Are you seeking other peoples’ approval?  A hard lesson that I have been learning over and over again is that there is a difference between seeking wisdom and seeking approval.  Once I start seeking approval from others I tend to be less genuine.  It can range anywhere from not wanting to have a difficult conversation with someone I care about to my own image management.  This is nothing more than just people pleasing.  The danger is, it is easy to slip into this mindset and not even know it.

A God honoring community is a treasured thing, because it is really hard to go for a long time seeking approval within that kind of community.  Before long, people notice what you are doing and they will refuse to feed this approval seeking behavior.  Like so many other good gifts in life, this gift is hard.  Living in this kind of community can bring us to the realization that we do struggle with behavior and character defects, but we have a chance to grow.

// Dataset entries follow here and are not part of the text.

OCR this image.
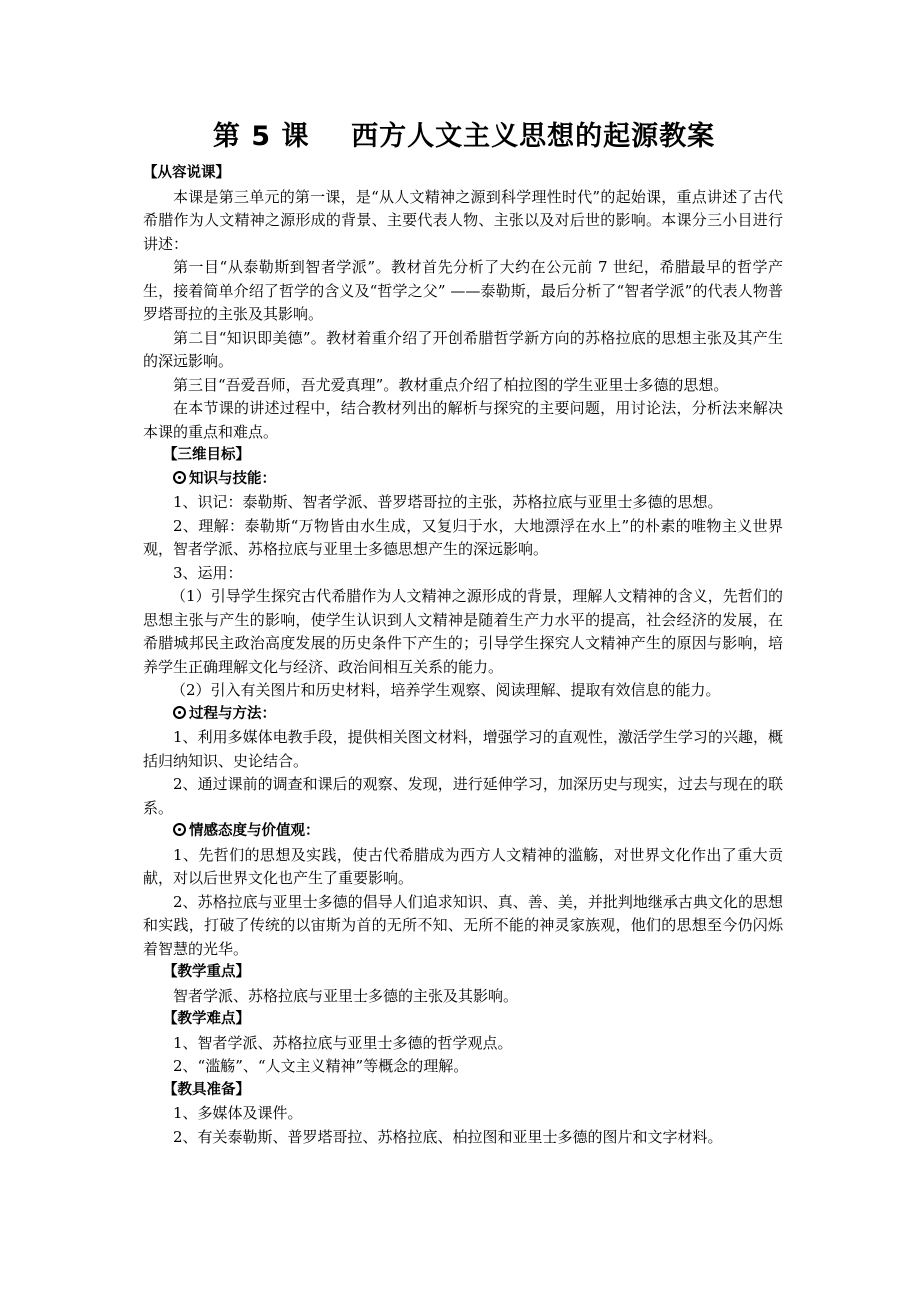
第 5 课    西方人文主义思想的起源教案

【从容说课】

本课是第三单元的第一课，是“从人文精神之源到科学理性时代”的起始课，重点讲述了古代希腊作为人文精神之源形成的背景、主要代表人物、主张以及对后世的影响。本课分三小目进行讲述：

第一目“从泰勒斯到智者学派”。教材首先分析了大约在公元前 7 世纪，希腊最早的哲学产生，接着简单介绍了哲学的含义及“哲学之父” ——泰勒斯，最后分析了“智者学派”的代表人物普罗塔哥拉的主张及其影响。

第二目“知识即美德”。教材着重介绍了开创希腊哲学新方向的苏格拉底的思想主张及其产生的深远影响。

第三目“吾爱吾师，吾尤爱真理”。教材重点介绍了柏拉图的学生亚里士多德的思想。

在本节课的讲述过程中，结合教材列出的解析与探究的主要问题，用讨论法，分析法来解决本课的重点和难点。

【三维目标】

知识与技能：

1、识记：泰勒斯、智者学派、普罗塔哥拉的主张，苏格拉底与亚里士多德的思想。

2、理解：泰勒斯“万物皆由水生成，又复归于水，大地漂浮在水上”的朴素的唯物主义世界观，智者学派、苏格拉底与亚里士多德思想产生的深远影响。

3、运用：

（1）引导学生探究古代希腊作为人文精神之源形成的背景，理解人文精神的含义，先哲们的思想主张与产生的影响，使学生认识到人文精神是随着生产力水平的提高，社会经济的发展，在希腊城邦民主政治高度发展的历史条件下产生的；引导学生探究人文精神产生的原因与影响，培养学生正确理解文化与经济、政治间相互关系的能力。

（2）引入有关图片和历史材料，培养学生观察、阅读理解、提取有效信息的能力。

过程与方法：

1、利用多媒体电教手段，提供相关图文材料，增强学习的直观性，激活学生学习的兴趣，概括归纳知识、史论结合。

2、通过课前的调查和课后的观察、发现，进行延伸学习，加深历史与现实，过去与现在的联系。

情感态度与价值观：

1、先哲们的思想及实践，使古代希腊成为西方人文精神的滥觞，对世界文化作出了重大贡献，对以后世界文化也产生了重要影响。

2、苏格拉底与亚里士多德的倡导人们追求知识、真、善、美，并批判地继承古典文化的思想和实践，打破了传统的以宙斯为首的无所不知、无所不能的神灵家族观，他们的思想至今仍闪烁着智慧的光华。

【教学重点】

智者学派、苏格拉底与亚里士多德的主张及其影响。

【教学难点】

1、智者学派、苏格拉底与亚里士多德的哲学观点。

2、“滥觞”、“人文主义精神”等概念的理解。

【教具准备】

1、多媒体及课件。

2、有关泰勒斯、普罗塔哥拉、苏格拉底、柏拉图和亚里士多德的图片和文字材料。
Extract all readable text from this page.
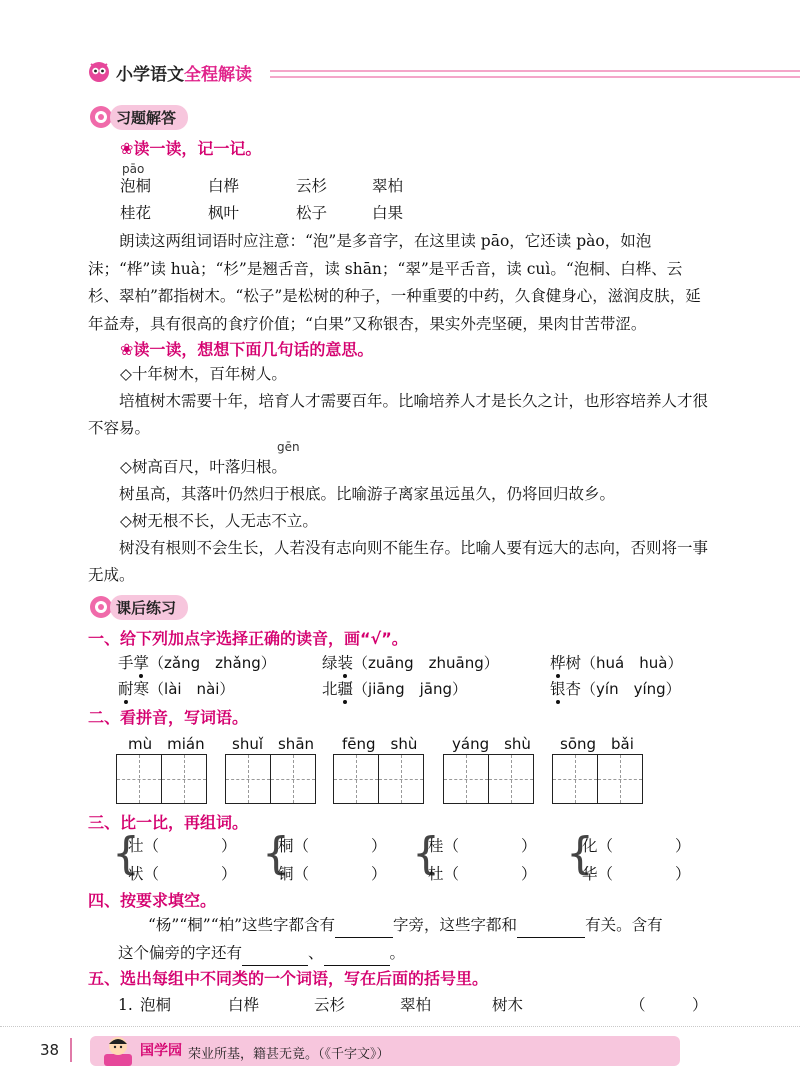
小学语文全程解读
习题解答
❀读一读，记一记。
pāo
泡桐	白桦	云杉	翠柏
桂花	枫叶	松子	白果
朗读这两组词语时应注意：“泡”是多音字，在这里读 pāo，它还读 pào，如泡沫；“桦”读 huà；“杉”是翘舌音，读 shān；“翠”是平舌音，读 cuì。“泡桐、白桦、云杉、翠柏”都指树木。“松子”是松树的种子，一种重要的中药，久食健身心，滋润皮肤，延年益寿，具有很高的食疗价值；“白果”又称银杏，果实外壳坚硬，果肉甘苦带涩。
❀读一读，想想下面几句话的意思。
◇十年树木，百年树人。
培植树木需要十年，培育人才需要百年。比喻培养人才是长久之计，也形容培养人才很不容易。
gēn
◇树高百尺，叶落归根。
树虽高，其落叶仍然归于根底。比喻游子离家虽远虽久，仍将回归故乡。
◇树无根不长，人无志不立。
树没有根则不会生长，人若没有志向则不能生存。比喻人要有远大的志向，否则将一事无成。
课后练习
一、给下列加点字选择正确的读音，画“√”。
手掌（zǎng　zhǎng）	绿装（zuāng　zhuāng）	桦树（huá　huà）
耐寒（lài　nài）	北疆（jiāng　jāng）	银杏（yín　yíng）
二、看拼音，写词语。
mù　mián shuǐ　shān fēng　shù yáng　shù sōng　bǎi
三、比一比，再组词。
{
壮（　　　　）
状（　　　　） {
桐（　　　　）
铜（　　　　） {
桂（　　　　）
杜（　　　　） {
化（　　　　）
华（　　　　）
四、按要求填空。
“杨”“桐”“柏”这些字都含有	字旁，这些字都和	有关。含有
这个偏旁的字还有	、	。
五、选出每组中不同类的一个词语，写在后面的括号里。
1. 泡桐	白桦	云杉	翠柏	树木	（　　　）
38	国学园 荣业所基，籍甚无竟。（《千字文》）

The temptation when faced with this kind of thing, though, is to shut down, shut up, become bitter, and leave.  There is a Linkin Park song where the chorus goes, “I want to run away, never say goodbye.”  I get that.  There is something cathartic about cutting your losses and starting over.  However, if we keep cutting our losses we end up in an endless loop of repeating the same mistakes over and over again.

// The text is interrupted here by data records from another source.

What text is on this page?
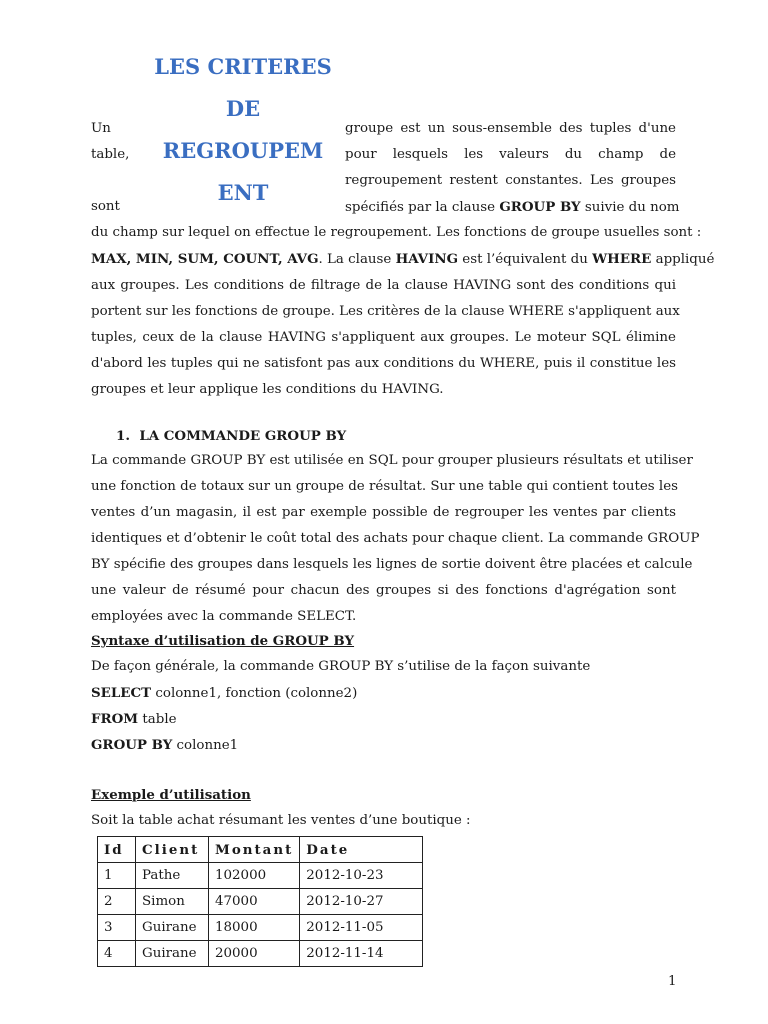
LES CRITERES
DE
REGROUPEM
ENT
Un
table,
sont
groupe est un sous-ensemble des tuples d'une
pour lesquels les valeurs du champ de
regroupement restent constantes. Les groupes
spécifiés par la clause GROUP BY suivie du nom
du champ sur lequel on effectue le regroupement. Les fonctions de groupe usuelles sont :
MAX, MIN, SUM, COUNT, AVG. La clause HAVING est l’équivalent du WHERE appliqué
aux groupes. Les conditions de filtrage de la clause HAVING sont des conditions qui
portent sur les fonctions de groupe. Les critères de la clause WHERE s'appliquent aux
tuples, ceux de la clause HAVING s'appliquent aux groupes. Le moteur SQL élimine
d'abord les tuples qui ne satisfont pas aux conditions du WHERE, puis il constitue les
groupes et leur applique les conditions du HAVING.
1. LA COMMANDE GROUP BY
La commande GROUP BY est utilisée en SQL pour grouper plusieurs résultats et utiliser
une fonction de totaux sur un groupe de résultat. Sur une table qui contient toutes les
ventes d’un magasin, il est par exemple possible de regrouper les ventes par clients
identiques et d’obtenir le coût total des achats pour chaque client. La commande GROUP
BY spécifie des groupes dans lesquels les lignes de sortie doivent être placées et calcule
une valeur de résumé pour chacun des groupes si des fonctions d'agrégation sont
employées avec la commande SELECT.
Syntaxe d’utilisation de GROUP BY
De façon générale, la commande GROUP BY s’utilise de la façon suivante
SELECT colonne1, fonction (colonne2)
FROM table
GROUP BY colonne1
Exemple d’utilisation
Soit la table achat résumant les ventes d’une boutique :
Id	Client	Montant	Date
1	Pathe	102000	2012-10-23
2	Simon	47000	2012-10-27
3	Guirane	18000	2012-11-05
4	Guirane	20000	2012-11-14
1
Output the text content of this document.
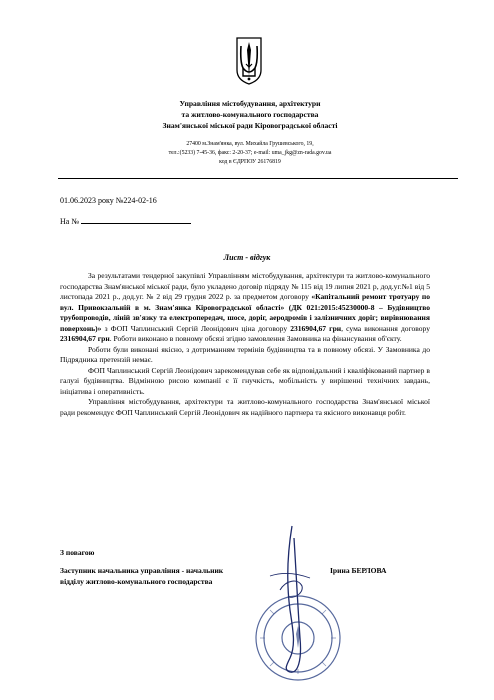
Управління містобудування, архітектури
та житлово-комунального господарства
Знам'янської міської ради Кіровоградської області
27400 м.Знам'янка, вул. Михайла Грушевського, 19,
тел.:(5233) 7-45-36, факс: 2-20-37; e-mail: uma_jkg@zn-rada.gov.ua
код в ЄДРПОУ 26176819
01.06.2023 року №224-02-16
На №
Лист - відгук

За результатами тендерної закупівлі Управлінням містобудування, архітектури та житлово-комунального господарства Знам'янської міської ради, було укладено договір підряду № 115 від 19 липня 2021 р, дод.уг.№1 від 5 листопада 2021 р., дод.уг. № 2 від 29 грудня 2022 р. за предметом договору «Капітальний ремонт тротуару по вул. Привокзальній в м. Знам'янка Кіровоградської області» (ДК 021:2015:45230000-8 – Будівництво трубопроводів, ліній зв'язку та електропередач, шосе, доріг, аеродромів і залізничних доріг; вирівнювання поверхонь)» з ФОП Чаплинський Сергій Леонідович ціна договору 2316904,67 грн, сума виконання договору 2316904,67 грн. Роботи виконано в повному обсязі згідно замовлення Замовника на фінансування об'єкту.

Роботи були виконані якісно, з дотриманням термінів будівництва та в повному обсязі. У Замовника до Підрядника претензій немає.

ФОП Чаплинський Сергій Леонідович зарекомендував себе як відповідальний і кваліфікований партнер в галузі будівництва. Відмінною рисою компанії є її гнучкість, мобільність у вирішенні технічних завдань, ініціатива і оперативність.

Управління містобудування, архітектури та житлово-комунального господарства Знам'янської міської ради рекомендує ФОП Чаплинський Сергій Леонідович як надійного партнера та якісного виконавця робіт.

З повагою
Заступник начальника управління - начальник
відділу житлово-комунального господарства
Ірина БЕРЛОВА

There is a hard passage in Hebrews 6 that I think brings some light to this cycle:

“It is impossible for those who have once been enlightened, who have tasted the heavenly gift, who have shared in the Holy Spirit, who have tasted the goodness of the word of God and the powers of the coming age and who have fallen away, to be brought back to repentance. To their loss they are crucifying the Son of God all over again and subjecting him to public disgrace.” Hebrews 6:4-6

We have a great savior who saves us from our sin.  However, if we don’t repent from our sin, our hearts become hard.  There was a time in history when the Church sold indulgences.  These indulgences allowed people to go and sin and feel “covered”, because they went to a priest before hand and paid their penance.  This passage stands in the way of that practice: “To their loss they are crucifying the Son of God all over again and subjecting him to public disgrace.”  

If to repent means to turn away from one thing and turn toward something else, then we can’t “proactively” repent so that we can go and sin.  We don’t repent so that we can be sinners; we repent because we are sinners.

This isn’t a cause for shame, but it is a cry for a realization.  When we realize that we have done something wrong or something inside us is in desperate need of change, it hurts.  We can run to Jesus, or we can run away.  It may seem easier just to cut your losses and start over, but it will happen again.

If we want to grow, we can’t run away.  For us to be better people, we must look in the mirror and not forget who we are (James 1).  We have to stop seeking the approval of others, and start living in the direction of something much bigger than ourselves or other people.  There is Someone who is waiting to receive us with open arms, and all we have to do is choose to run to him with our raw, unfiltered selves.